Ich habe damit ein Problem denn einerseits finde ich es toll wie so eine Kruste wiederhergestellt werden kann aber bleibe trotzdem ein Gegner dieser Methode.
Alle alten Funde in den Sammlungen werden so entwertet weil nun diese behandelten Stücke optisch perfekter erscheinen.
Das alles gab es damals schon einmal beim Gao (schwarzer Gao) und hat sich meiner Meinung nach glücklicherweise nicht durchgesetzt.

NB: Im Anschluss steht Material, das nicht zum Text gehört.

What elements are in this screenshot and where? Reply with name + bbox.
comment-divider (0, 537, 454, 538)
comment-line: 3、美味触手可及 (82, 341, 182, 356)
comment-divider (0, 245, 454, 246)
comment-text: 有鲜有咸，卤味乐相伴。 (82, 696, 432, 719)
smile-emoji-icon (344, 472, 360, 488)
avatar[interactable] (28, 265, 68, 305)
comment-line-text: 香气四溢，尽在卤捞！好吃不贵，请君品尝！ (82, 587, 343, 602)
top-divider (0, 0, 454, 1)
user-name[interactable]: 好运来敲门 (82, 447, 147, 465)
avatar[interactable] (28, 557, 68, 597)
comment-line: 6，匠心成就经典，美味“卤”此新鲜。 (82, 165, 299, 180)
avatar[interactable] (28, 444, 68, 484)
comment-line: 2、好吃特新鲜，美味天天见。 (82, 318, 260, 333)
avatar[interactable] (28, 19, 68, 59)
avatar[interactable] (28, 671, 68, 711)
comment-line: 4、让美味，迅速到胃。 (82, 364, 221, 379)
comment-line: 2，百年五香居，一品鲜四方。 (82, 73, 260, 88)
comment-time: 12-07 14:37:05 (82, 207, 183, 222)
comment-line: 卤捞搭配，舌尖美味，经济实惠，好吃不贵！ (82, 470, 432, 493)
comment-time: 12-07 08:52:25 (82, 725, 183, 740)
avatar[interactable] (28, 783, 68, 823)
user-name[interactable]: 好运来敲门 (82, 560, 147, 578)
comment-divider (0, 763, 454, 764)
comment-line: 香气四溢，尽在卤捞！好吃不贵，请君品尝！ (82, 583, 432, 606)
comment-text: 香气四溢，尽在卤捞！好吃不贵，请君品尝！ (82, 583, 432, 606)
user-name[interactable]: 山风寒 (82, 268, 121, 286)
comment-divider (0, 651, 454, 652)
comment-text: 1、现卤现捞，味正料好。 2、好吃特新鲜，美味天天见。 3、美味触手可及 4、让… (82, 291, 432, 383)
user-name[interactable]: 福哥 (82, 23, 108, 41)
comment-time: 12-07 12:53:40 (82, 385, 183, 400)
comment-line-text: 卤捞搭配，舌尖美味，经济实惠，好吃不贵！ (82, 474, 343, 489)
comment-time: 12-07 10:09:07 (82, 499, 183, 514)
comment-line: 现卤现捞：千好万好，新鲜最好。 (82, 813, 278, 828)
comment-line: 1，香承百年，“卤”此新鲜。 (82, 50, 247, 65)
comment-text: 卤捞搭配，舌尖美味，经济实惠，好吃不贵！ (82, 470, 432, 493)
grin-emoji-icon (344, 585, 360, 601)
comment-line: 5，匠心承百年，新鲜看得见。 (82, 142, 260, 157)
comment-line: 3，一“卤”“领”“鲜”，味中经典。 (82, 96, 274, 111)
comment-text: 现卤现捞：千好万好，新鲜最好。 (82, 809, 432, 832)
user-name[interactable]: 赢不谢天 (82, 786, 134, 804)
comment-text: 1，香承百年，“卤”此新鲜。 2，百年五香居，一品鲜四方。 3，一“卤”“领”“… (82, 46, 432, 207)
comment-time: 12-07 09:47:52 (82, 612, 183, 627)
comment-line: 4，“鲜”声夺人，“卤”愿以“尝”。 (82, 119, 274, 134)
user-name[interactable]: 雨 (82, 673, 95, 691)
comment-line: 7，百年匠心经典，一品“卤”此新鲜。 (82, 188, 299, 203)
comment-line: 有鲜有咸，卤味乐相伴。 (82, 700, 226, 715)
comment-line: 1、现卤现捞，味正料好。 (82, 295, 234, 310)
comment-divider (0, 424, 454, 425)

Solange ehrliche Händler darauf hinweisen das dieses Stück behandelt wurde habe ich damit kein Problem aber ich sehe die Problematik das sich der Markt vermischt und es später nur noch auf die Optik der Kruste ankommt welchen Wert oder Verkaufspreis der Meteorit erzielt.
 :fingerzeig: Ich bin gegen jegliche Behandlung außer der der Erhaltung dienlichen Methode denn diese einmaligen Stücke sollten so erhalten bleiben wie sie gefunden wurden.So regelte sich auch der Wert über all die Jahre in vielen Sammlungen.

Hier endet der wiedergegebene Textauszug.